It is forever true that DNA is a double helix, true that if you are a chimpanzee (or an octopus or a kangaroo) trace your ancestors back far enough you will eventually hit a shared ancestor. To a pedant, these are still hypotheses which might be falsified tomorrow. But they never will be.    A Devil's Chaplain  (2003)  pp.17-18

Darwin's achievement, like Einstein's, is universal and timeless.    A  Devil's Chaplain  (2003)  p.79

Maybe we are neo-Darwinists today, but let us spell neo with a very small n! Our neo-Darwinism is very much in the spirit of Darwin himself.    A Devil's Chaplain  (2003)  p.80

Genomes are littered with nonfunctional pseudogenes, faulty duplicates of functional genes that do nothing, while their functional cousins (the word doesn't even need scare quotes) get on with their business in a different part of the genome. And there’s lots more DNA that doesn’t even deserve the name pseudogene. It, too, is derived by duplication, but not duplication of functional genes. It consists of multiple copies of junk, “tandem repeats”, and other nonsense which may be useful for forensic detectives but which doesn’t seem to be used in the body itself. Once again, creationists might spend some earnest time speculating on why the Creator should bother to litter genomes with untranslated pseudogenes and junk tandem repeat DNA.    A Devil's Chaplain  (2003)  p.99

There may be some deep questions about the cosmos that are forever beyond science. The mistake is to think that they are therefore not beyond religion too.    A Devil's Chaplain  (2003)  p.149

In any case, the belief that religion and science occupy separate magesteria is dishonest. It founders on the undeniable fact that religions still make claims about the world which, on analysis, turn out to be scientific claims. Moreover, religious apologists try to have it both ways, to eat their cake and have it. When talking to intellectuals, they carefully keep off science's turf, safe inside the separate and invulnerable religious magesterium. But when talking to a non-intellectual mass audience they make wanton use of miracle stories, which are blatant intrusions into scientific territory. The Virgin Birth, the Resurrection, The Raising of Lazarus, the manifestations of Mary and the Saints around the Catholic world. Even the Old Testament miracles, all are freely used for religious propaganda, and very effective they are with an audience of unsophisticates and children. Even on of these miracle amounts to a scientific claim, a violation of the normal running of the natural world. Theologians, if they want to remain honest, should  make a choice.
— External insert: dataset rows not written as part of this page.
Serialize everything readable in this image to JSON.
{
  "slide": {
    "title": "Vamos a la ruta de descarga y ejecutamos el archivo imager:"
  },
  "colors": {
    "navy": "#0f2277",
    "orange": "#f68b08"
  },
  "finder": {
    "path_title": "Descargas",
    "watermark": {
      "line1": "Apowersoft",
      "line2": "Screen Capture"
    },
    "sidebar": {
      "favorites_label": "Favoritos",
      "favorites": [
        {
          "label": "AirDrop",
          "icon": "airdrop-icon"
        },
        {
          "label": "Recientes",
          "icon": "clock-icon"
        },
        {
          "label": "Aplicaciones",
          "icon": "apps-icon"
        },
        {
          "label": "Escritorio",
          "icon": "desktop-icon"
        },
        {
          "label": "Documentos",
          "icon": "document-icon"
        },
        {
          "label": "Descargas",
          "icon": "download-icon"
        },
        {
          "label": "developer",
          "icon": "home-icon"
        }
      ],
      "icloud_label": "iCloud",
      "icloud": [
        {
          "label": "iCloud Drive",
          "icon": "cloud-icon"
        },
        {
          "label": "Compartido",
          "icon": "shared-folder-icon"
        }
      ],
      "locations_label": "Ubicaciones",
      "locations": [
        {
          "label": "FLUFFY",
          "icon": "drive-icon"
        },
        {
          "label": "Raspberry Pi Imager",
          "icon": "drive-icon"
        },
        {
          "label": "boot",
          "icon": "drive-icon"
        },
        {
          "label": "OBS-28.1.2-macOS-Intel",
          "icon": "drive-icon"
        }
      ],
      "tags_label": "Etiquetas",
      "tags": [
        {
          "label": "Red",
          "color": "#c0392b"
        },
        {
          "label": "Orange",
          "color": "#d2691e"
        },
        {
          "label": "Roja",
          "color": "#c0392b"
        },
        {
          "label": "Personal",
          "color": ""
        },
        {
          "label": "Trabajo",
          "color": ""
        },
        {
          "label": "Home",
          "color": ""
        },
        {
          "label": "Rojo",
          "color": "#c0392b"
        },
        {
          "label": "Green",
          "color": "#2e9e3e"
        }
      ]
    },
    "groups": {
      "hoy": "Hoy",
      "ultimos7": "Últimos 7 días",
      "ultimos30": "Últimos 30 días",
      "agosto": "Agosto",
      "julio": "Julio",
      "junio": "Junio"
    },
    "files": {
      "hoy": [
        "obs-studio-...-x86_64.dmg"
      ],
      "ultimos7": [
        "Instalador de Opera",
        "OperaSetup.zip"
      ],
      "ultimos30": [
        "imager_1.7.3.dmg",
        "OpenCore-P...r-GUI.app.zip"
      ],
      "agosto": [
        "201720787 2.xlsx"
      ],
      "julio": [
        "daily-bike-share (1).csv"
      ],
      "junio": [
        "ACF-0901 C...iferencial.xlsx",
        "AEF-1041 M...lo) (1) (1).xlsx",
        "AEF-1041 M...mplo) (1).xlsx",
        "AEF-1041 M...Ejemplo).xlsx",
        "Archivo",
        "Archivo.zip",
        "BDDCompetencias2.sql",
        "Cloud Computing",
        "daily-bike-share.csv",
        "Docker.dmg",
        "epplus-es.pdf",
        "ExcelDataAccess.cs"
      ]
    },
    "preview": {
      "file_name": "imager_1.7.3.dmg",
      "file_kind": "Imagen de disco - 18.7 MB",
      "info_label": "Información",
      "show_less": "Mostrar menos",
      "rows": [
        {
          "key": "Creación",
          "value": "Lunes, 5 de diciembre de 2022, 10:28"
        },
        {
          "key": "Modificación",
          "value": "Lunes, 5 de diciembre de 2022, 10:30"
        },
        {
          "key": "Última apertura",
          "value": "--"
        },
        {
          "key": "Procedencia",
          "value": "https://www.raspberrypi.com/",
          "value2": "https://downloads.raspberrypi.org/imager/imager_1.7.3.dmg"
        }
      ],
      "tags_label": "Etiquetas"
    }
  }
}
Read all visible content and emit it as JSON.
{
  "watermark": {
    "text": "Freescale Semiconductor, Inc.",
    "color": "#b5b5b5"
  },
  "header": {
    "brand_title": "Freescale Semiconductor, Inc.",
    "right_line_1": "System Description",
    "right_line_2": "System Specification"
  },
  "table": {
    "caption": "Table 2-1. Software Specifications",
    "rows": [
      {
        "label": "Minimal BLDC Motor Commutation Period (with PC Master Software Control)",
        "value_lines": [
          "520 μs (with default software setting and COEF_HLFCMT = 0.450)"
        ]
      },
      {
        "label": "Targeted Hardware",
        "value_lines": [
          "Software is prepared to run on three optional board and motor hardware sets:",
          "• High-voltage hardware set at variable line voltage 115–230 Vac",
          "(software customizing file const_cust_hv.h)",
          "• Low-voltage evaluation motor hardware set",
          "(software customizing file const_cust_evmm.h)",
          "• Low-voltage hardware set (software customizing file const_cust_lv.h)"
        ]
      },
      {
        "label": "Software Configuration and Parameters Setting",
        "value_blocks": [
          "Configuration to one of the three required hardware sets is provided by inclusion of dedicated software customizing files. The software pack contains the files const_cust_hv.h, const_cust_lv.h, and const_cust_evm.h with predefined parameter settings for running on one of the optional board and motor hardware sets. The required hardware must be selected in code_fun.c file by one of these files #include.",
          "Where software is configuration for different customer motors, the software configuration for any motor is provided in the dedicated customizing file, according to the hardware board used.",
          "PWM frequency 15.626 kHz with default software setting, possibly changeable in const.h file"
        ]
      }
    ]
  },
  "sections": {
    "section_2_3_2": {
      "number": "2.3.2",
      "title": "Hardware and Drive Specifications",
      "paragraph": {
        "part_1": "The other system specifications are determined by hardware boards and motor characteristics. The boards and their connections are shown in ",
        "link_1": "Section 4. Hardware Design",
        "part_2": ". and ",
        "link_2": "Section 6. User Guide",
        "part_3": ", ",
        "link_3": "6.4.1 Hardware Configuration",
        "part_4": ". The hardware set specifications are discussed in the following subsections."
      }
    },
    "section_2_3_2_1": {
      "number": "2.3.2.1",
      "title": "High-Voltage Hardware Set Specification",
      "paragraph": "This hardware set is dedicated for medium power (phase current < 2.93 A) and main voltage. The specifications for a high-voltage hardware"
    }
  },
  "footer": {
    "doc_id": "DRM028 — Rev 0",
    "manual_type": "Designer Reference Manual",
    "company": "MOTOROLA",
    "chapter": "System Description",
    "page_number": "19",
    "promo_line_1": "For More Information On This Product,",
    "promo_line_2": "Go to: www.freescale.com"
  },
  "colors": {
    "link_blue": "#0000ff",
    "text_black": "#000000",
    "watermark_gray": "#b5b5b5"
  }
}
You can claim your own magisterium, separate from science's but still deserving of respect. But in that case you have to renounce miracles. Or you can keep your Lourdes and your miracles, and enjoy their huge recruiting potential among the uneducated. But then you must kiss goodbye to separate magesteria and your high-minded aspiration to converge on science.    A Devil's Chaplain  (2003)  p.150

Next time somebody tells you something that sounds important, think to yourself, 'Is this the kind of thing that people probably know because of evidence or is it the kind of thing that people only believe because of tradition, authority or revelation?' And next time somebody tells you that something is true, why not say to them, 'What kind of evidence is there for that?' And if they can't give you a good answer, I hope you'll think very carefully before you believe a word they say.    A Devil's Chaplain  (2003)  p.248

I toyed with atheism from the age of about nine, originally because I worked out that, of all the hundreds of religions in the world, it was the sheerest accident that I was brought up Christian. They couldn’t all be right, so maybe none of them was. I later reverted to a kind of pantheism when I realised the shattering complexity and beauty of the living world. Then, around the age of 16, I first understood that Darwinism provides an explanation big enough and elegant enough to replace gods. I have been an atheist ever since.    You Ask The Questions  Independent  February 20 2003

As a Darwinian, the aspect of religion that catches my attention is its profligate wastefulness, its extravagant display of baroque uselessness. Nature is a miserly accountant, grudging the pennies, watching the clock, punishing the smallest waste. If a wild animal habitually performs some useless activity, natural selection will favor rival individuals who instead devote time to surviving and reproducing. Nature cannot afford frivolous jeux desprits. Ruthless utilitarianism trumps, even if it doesn’t always seem that way.    Free Inquiry  June  2004

The world is divided into things that look designed (like birds and airliners) and things that don't (rocks and mountains). Things that look designed are divided into those that really are designed (submarines and tin openers) and those that aren't (sharks and hedgehogs). The diagnostic of things that look (or are) designed is that their parts are assembled in ways that are statistically improbable in a functional direction. They do something well: for instance, fly.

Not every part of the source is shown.